I erred in living first, by believing that these micro-aggressions put me on the same plane of experience as my light-skinned peers simply by virtue of the fact that our skin tones were similar, and second, by becoming resentful when I felt judged by them because I felt entitled to spaces that were theirs despite my undeniable class privilege.

I am well-aware that racism and xenophobia do not come with one-size-fits-all approaches: dominant classes have come up with coded language and systems, for example, that apply to specific cultural, ethnic, and racial groups. In other words, I am not saying that the xenophobia I experience—whose undercurrent is that Middle Eastern and North African folks, particularly if they are Muslim, are dangerous simply by virtue of their national origins—is the same as that an East Asian person might experience.

In this way, of course, it is possible that not all of the folks who have deemed me white could have understood my experience of being othered, just as I could not have understood theirs. However, I did not want to share my experience with them, because, again, I felt as though they were judging me, positioning me as a member of the dominant class.

My partner told me about a song called “Don’t Call Me White,” which is basically what I was screaming in my head whenever I felt that way. I was screaming, Do you know how people fucking see me? But truth be told, I really don’t know how people see me. A lot of the time when I look at myself in the mirror, I don’t know how I see me. It’s a strange sensation, because for a time, I felt secure in my nonwhiteness, in my “mixed”-ness, in my me-ness.

But my lack of understanding as to exactly why I wasn’t the same as my peers—why our brownness didn’t magically render our experiences unequivocally identical—and my failure to examine the resentment it cultivated, separated me from my own experience with nonwhiteness. I had rushed out of my vaguely country, inland bubble and straight into drawing a false equivalency between myself and my peers solely based on our skin color—and the result was a lack of clarity. Eventually, I begun to feel that I had only ever been imposing on the identities I had once claimed as my own.

I was angry at not ever having had anyone to share my shitty experiences with—not even within my own family. And now, brown people were making me feel like I was white. I guess if I’d realized sooner that they were perhaps taking note of more than my skin color, I would have let my guard down—and engaged in a much-needed release of this resentment—much sooner than I did. What I learned eventually was an invaluable lesson: in order to see yourself, you have to see—perhaps not first, but simultaneously—more than just yourself.

Earlier this year, I wrote a personal essay while I was still in the thick of my resentment over feeling excluded from communities of color. Reading back on it, my bitterness jumps right off the page. But I don’t cringe as much as I’d expect to while reading it, because navigating white America—particularly without any frame of reference for how to claim agency over one’s diasporic and queer identities—is tricky as fuck.

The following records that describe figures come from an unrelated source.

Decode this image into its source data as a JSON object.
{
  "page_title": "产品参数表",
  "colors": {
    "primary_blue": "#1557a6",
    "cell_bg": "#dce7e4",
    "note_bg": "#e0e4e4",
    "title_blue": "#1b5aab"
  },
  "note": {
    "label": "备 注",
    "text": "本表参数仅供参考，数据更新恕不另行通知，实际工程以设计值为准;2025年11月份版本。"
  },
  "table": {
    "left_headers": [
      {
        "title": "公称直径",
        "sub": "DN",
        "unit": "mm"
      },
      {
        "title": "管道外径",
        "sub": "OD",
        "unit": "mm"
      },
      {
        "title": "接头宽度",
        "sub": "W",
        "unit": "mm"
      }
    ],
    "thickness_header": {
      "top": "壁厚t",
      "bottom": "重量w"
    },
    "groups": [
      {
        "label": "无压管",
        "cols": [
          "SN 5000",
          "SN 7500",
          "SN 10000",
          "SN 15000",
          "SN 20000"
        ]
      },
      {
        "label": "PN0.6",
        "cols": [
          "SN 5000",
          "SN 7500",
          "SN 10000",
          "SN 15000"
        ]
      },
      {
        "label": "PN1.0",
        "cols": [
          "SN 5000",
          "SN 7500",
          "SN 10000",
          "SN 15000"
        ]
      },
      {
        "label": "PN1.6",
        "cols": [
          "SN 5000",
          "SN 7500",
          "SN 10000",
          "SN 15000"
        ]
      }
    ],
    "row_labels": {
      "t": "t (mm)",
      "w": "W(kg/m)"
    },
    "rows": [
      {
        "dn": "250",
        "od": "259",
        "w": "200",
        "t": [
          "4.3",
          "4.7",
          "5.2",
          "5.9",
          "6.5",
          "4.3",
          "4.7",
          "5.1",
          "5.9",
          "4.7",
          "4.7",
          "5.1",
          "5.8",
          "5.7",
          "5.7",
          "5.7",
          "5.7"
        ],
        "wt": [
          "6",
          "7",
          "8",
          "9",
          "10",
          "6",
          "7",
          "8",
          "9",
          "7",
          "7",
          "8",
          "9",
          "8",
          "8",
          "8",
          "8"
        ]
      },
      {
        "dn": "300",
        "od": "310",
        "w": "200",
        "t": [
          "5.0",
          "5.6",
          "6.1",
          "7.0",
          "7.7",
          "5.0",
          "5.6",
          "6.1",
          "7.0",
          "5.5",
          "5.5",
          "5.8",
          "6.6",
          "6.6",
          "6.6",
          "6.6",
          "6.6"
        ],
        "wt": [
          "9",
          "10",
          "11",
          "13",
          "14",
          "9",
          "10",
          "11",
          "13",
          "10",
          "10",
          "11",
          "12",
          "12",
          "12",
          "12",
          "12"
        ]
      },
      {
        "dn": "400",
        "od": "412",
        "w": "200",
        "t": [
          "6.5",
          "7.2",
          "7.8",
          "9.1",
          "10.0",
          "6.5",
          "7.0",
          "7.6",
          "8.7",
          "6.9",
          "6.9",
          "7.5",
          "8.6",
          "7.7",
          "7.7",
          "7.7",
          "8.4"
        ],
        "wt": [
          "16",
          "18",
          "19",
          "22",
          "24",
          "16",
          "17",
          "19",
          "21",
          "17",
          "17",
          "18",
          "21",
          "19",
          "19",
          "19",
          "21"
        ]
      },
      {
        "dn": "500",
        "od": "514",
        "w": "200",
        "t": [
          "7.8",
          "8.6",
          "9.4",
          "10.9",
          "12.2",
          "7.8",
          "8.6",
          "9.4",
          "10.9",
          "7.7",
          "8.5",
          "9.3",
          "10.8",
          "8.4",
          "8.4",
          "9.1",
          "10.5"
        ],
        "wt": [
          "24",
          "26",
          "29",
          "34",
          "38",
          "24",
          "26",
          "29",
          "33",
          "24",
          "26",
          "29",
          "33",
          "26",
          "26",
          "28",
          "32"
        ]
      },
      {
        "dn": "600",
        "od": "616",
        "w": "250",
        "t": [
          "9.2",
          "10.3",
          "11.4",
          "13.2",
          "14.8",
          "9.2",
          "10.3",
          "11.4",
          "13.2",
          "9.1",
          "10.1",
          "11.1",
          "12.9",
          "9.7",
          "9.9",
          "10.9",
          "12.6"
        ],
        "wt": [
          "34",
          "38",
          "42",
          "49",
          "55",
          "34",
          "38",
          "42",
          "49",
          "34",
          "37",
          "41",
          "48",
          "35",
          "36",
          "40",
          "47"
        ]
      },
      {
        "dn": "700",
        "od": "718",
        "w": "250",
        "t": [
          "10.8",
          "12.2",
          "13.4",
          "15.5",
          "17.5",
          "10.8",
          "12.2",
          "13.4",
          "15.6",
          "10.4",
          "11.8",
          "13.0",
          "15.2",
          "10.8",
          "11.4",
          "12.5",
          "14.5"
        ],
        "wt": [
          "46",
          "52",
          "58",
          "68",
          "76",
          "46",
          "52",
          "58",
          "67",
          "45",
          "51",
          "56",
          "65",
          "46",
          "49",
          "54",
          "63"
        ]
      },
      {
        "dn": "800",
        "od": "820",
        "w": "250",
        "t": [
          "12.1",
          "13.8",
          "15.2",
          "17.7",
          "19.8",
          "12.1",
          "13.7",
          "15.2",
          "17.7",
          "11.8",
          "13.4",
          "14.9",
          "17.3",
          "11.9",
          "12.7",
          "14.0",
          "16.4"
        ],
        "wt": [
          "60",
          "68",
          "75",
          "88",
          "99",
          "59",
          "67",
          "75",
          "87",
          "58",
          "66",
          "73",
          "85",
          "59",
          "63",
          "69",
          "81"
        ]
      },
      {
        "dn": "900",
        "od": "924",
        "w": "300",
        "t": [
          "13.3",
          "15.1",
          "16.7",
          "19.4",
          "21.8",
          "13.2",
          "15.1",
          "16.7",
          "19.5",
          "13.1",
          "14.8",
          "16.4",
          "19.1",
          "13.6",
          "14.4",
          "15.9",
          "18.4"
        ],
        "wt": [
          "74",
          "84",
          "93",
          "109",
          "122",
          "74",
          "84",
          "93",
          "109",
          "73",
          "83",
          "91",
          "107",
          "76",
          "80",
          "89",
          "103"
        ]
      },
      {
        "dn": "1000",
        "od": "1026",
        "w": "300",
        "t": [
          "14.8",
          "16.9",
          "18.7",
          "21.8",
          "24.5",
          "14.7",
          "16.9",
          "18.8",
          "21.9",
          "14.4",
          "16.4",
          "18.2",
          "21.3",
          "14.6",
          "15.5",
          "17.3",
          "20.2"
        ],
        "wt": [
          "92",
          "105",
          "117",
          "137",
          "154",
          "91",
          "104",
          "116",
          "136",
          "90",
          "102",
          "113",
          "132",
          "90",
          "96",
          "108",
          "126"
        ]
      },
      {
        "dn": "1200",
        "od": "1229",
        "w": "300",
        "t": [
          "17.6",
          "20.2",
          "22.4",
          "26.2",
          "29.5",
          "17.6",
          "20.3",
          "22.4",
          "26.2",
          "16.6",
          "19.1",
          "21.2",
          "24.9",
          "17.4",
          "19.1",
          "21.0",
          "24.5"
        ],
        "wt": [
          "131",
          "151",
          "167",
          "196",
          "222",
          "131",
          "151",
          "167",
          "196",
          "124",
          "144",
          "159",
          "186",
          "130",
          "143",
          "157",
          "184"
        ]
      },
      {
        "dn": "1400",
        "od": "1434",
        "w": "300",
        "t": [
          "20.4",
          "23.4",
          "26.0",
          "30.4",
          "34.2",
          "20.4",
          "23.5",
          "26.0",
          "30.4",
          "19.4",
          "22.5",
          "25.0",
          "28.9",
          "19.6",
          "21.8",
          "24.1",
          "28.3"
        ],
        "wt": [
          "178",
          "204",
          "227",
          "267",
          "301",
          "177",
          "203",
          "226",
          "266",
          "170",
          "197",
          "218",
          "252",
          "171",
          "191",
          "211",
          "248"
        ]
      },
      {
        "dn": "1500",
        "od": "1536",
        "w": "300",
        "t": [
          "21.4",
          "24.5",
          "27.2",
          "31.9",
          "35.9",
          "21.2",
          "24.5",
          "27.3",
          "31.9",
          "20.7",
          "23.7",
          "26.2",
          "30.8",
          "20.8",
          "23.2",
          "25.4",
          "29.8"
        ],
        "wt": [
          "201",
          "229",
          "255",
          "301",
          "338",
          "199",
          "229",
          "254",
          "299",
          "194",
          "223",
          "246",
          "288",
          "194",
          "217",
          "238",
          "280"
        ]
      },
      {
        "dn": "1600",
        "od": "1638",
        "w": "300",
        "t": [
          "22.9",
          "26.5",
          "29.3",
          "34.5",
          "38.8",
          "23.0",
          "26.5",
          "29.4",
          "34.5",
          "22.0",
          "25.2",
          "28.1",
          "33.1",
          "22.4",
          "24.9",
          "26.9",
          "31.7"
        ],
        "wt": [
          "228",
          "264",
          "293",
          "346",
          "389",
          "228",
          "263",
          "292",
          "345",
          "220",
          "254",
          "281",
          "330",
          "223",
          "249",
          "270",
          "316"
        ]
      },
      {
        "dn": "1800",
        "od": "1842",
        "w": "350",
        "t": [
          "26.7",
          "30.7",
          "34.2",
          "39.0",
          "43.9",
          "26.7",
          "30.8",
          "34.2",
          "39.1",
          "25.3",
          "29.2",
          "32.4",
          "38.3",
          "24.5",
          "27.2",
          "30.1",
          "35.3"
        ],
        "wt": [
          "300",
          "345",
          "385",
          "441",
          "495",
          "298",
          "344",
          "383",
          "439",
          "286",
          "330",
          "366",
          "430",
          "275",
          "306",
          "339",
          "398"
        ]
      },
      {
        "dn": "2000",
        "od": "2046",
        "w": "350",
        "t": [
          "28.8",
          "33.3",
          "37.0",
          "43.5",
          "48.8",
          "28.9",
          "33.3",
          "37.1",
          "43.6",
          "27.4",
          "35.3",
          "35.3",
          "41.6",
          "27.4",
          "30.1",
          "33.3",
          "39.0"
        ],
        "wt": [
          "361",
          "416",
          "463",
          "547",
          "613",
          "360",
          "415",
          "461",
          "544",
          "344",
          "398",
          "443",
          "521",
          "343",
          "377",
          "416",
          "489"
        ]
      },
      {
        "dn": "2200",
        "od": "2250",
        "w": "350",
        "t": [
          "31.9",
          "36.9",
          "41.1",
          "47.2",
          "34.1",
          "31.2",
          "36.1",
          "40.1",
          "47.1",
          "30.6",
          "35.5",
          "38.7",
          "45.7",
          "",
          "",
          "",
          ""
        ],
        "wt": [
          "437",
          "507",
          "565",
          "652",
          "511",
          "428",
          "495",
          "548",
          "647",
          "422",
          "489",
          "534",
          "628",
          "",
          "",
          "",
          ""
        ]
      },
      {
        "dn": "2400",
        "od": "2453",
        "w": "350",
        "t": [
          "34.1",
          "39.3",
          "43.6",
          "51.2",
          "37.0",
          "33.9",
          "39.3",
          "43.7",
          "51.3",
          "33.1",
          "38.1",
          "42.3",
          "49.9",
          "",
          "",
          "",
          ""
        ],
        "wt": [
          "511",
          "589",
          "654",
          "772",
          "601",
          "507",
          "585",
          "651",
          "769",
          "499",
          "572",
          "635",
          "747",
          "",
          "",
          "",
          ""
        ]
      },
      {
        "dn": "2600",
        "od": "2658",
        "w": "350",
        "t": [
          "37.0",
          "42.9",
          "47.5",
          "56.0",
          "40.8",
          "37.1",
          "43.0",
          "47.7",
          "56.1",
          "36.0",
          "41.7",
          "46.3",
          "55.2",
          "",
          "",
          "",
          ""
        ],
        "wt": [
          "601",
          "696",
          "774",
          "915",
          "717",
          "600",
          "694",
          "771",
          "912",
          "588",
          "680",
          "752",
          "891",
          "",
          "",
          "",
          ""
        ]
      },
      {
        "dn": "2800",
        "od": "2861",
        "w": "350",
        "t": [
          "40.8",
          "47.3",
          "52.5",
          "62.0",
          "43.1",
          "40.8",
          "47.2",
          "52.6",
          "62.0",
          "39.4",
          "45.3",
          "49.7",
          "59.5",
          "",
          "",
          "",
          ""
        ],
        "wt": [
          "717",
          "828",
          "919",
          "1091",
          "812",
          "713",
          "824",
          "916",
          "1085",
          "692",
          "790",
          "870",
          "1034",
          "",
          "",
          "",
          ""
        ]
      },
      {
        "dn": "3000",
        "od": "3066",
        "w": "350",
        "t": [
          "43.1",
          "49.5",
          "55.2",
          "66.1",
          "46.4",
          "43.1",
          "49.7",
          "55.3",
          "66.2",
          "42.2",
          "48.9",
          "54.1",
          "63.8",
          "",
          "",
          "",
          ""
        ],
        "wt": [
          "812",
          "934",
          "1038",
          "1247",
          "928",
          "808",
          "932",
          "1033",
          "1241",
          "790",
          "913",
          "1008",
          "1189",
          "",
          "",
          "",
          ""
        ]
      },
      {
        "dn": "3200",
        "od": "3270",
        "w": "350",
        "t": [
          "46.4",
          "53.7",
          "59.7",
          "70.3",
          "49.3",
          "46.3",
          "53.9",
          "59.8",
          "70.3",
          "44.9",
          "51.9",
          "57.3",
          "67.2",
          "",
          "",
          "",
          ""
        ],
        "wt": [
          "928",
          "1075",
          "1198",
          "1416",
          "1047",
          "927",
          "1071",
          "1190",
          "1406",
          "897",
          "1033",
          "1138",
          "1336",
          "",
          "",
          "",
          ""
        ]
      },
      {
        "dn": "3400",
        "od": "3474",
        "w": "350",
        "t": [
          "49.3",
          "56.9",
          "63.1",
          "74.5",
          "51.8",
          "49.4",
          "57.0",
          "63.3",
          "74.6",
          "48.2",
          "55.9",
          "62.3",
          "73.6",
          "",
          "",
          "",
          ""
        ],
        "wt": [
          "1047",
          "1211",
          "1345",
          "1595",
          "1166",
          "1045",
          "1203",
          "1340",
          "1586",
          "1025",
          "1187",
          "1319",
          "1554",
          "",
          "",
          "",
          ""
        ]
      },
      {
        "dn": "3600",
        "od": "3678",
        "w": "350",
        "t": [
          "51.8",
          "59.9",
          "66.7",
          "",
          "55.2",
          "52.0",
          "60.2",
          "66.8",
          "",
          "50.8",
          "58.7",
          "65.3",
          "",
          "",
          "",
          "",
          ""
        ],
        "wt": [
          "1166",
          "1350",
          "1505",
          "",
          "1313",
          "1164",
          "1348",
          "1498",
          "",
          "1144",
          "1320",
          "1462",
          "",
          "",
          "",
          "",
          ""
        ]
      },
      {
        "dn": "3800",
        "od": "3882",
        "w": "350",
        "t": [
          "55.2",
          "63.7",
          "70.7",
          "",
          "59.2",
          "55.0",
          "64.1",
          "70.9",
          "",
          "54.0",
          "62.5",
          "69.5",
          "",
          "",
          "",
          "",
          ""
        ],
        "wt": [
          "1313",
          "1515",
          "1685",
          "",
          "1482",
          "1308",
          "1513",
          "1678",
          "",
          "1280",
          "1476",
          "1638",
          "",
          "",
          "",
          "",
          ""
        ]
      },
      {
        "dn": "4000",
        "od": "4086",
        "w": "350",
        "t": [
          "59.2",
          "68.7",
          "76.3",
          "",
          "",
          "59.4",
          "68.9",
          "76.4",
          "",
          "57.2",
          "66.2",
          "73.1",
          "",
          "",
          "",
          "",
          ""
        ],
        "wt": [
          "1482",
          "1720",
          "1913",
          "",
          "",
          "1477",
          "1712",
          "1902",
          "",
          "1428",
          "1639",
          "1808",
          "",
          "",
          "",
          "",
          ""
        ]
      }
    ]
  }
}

I am grateful for the loved ones I do have, like my mother, my friends, and my partner. I am always learning from them, and they, from me. They trust me enough to mine my own experiences and to independently evolve my ways of thinking. They care for me enough to extend their patience to me when I am growing, even when I take my sweet time doing so—though they may not have had the same luxury.

Whether Doug intended his comment to resonate with me or not, it undoubtedly sent me into a tailspin of self-reflection. And although I don’t know if I will tell him so, I do know his words have changed the way I interact with others, even if this change is barely perceptible. His remark catalyzed somewhat of an epiphany for me, and I can only wonder how my externalized lack of perspective has grated others, and for how long.

One thing is for sure: if my friends and loved ones can be soft with me, then I can be soft with me, and with them too.